Now let's define a function that returns us the dataframe for the nearby popular venues, it's latitude, it's longitude and it's category for the given city.  

In [7]:
def getNearbyVenues(lat,long,radius, Limit,city):# Function that returns the Dataframe for nearby popular venues for the given city
    
    venues_list = []
    url = 'https://api.foursquare.com/v2/venues/explore?&client_id={}&client_secret={}&v={}&ll={},{}&radius={}&limit={}'.format(
            CLIENT_ID, 
            CLIENT_SECRET, 
            VERSION, 
            lat, 
            long, 
            radius, 
            Limit)
    
    results = requests.get(url).json()["response"]['groups'][0]['items']
    
    venues_list.append([(city, 
        v['venue']['name'], 
        v['venue']['location']['lat'], 
        v['venue']['location']['lng'],  
        v['venue']['categories'][0]['name']) for v in results])
        
    nearby_venues = 0
    nearby_venues = pd.DataFrame([item for venue_list in venues_list for item in venue_list])
    nearby_venues.columns = [ 'City',
                  'Venue', 
                  'Venue Latitude', 
                  'Venue Longitude', 
                  'Venue Category']
    
    return(nearby_venues)

## Delhi's Data

In [8]:
delhi_venues = getNearbyVenues(latitude_del, longitude_del,radius = 15000 , Limit = 100, city = 'New Delhi')
delhi_venues

Unnamed: 0,City,Venue,Venue Latitude,Venue Longitude,Venue Category
0,New Delhi,Tamra,28.620543,77.218174,Restaurant
1,New Delhi,The Imperial,28.625548,77.218664,Hotel
2,New Delhi,Pandey Paan,28.622249,77.201075,Smoke Shop
3,New Delhi,Varq | वर्क,28.604547,77.223781,Indian Restaurant
4,New Delhi,The Big Chill Cafe,28.600686,77.227636,Italian Restaurant
5,New Delhi,Gulati Restaurant,28.608010,77.229989,Indian Restaurant
6,New Delhi,Gurudwara Sri Rakabganj Sahibji,28.618296,77.205269,Spiritual Center
7,New Delhi,Lodhi Gardens (लोधी बाग़) (Lodhi Gardens),28.591424,77.220899,Park
8,New Delhi,SODABOTTLEOPENERWALA,28.600141,77.226273,Irani Cafe
9,New Delhi,Naturals Ice Cream,28.634455,77.222139,Ice Cream Shop


## Mumbai's Data

In [9]:
mumbai_venues = getNearbyVenues(latitude_mum, longitude_mum,radius = 15000 , Limit = 100, city = 'Mumbai')
mumbai_venues

Unnamed: 0,City,Venue,Venue Latitude,Venue Longitude,Venue Category
0,Mumbai,Starbucks,18.932190,72.833959,Coffee Shop
1,Mumbai,Wankhede Stadium,18.938792,72.825944,Cricket Ground
2,Mumbai,Food for Thought,18.932031,72.831667,Café
3,Mumbai,Natural's Ice Cream Parlour,18.934892,72.824222,Ice Cream Shop
4,Mumbai,Taj Mahal Palace & Tower,18.922306,72.833578,Hotel
5,Mumbai,Marine Drive,18.941221,72.823261,Scenic Lookout
6,Mumbai,Nariman Point,18.929183,72.822232,Scenic Lookout
7,Mumbai,K Rustoms.
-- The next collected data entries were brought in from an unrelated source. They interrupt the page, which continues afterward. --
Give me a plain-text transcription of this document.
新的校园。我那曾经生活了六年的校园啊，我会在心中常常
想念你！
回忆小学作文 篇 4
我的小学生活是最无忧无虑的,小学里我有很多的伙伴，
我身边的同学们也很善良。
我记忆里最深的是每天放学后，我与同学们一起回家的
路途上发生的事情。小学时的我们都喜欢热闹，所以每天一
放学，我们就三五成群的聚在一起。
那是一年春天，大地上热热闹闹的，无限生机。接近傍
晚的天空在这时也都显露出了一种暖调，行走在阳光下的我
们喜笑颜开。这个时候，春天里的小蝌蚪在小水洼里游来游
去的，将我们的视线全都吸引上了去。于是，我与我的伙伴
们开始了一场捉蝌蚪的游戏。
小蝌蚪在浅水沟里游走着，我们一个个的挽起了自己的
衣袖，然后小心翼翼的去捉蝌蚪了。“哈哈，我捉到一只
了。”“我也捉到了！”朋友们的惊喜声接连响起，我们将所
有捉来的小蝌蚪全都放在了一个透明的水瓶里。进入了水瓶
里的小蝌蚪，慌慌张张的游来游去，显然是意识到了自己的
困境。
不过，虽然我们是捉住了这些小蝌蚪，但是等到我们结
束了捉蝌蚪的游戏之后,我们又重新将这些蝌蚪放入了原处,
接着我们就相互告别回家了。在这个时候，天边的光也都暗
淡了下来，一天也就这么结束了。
Ice Cream,18.933478,72.824995,Ice Cream Shop
8,Mumbai,Trishna,18.928619,72.832356,Seafood Restaurant
9,Mumbai,The Sassy Spoon,18.928426,72.822512,Diner


Looking good. So now we have all the popular venues in area within 15km from both the cities.

This concludes the data gathering phase - we're now ready to use this data for analysis to produce the report on similarity of both the cities!